The company's founder and managing director, John Braithwaite, has a long history in IT dating back to punch card machines and sees a similarity between now and 50 years ago when hardware came with free software.
When IMAN started in 1981, the company was using DOS and "everything revolved around Microsoft", Braithwaite said.
"All we operated with for 25 years was Microsoft and it served us very well so we can't complain," he said. "I saw the opportunity open source offered and it was time to make the move."
IMAN is a provider of health insurance services to people living in Australia under 457 visa temporary work permits.
There were two changes in the software and insurance industries that ultimately pushed IMAN towards open source.

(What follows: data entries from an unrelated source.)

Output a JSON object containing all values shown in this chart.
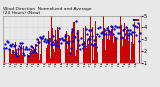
{
  "title": "Wind Direction  Normalized and Average",
  "subtitle": "(24 Hours) (New)",
  "bg_color": "#e8e8e8",
  "plot_bg_color": "#e8e8e8",
  "grid_color": "#bbbbbb",
  "bar_color": "#cc0000",
  "dot_color": "#0000cc",
  "ylim_low": 1,
  "ylim_high": 5,
  "yticks": [
    1,
    2,
    3,
    4,
    5
  ],
  "ylabel_fontsize": 3.5,
  "title_fontsize": 3.2,
  "n_points": 144,
  "seed": 42,
  "legend_blue_label": "=",
  "legend_red_label": "="
}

Changes in Microsoft's technology road map meant legacy VB applications would need to be modernized with .Net and the Financial Services Reform Act (2001), which mandated a higher standard of data integrity for auditing purposes.
"Moving to .Net was going to cost a lot of money, so it was better to take the punt and use open source," Braithwaite said. "Microsoft was going to cost us $300,000 a year in licence fees, but with open source we only pay for development and have reduced operating costs to 40 percent of the industry standard.
IMAN was not alone in that staff frequently used Microsoft Access and Excel to build up silos of information that was not visible across the organization.
"I realized open source had the potential to get a single view of the company operations," Braithwaite said. "Everyone lives in fear of the 'VP of No' in the IT department, so they build their own spreadsheets and this is becoming a nightmare for auditors."
IMAN, with $20 million in revenue, 15 full-time equivalent employees, and some 10,000 members, may be small by insurance company standards, but its breadth of open source software adoption eclipses even the largest of enterprises.
The company has even prepared a diagram illustrating what open source components it uses and what business processes they are used for.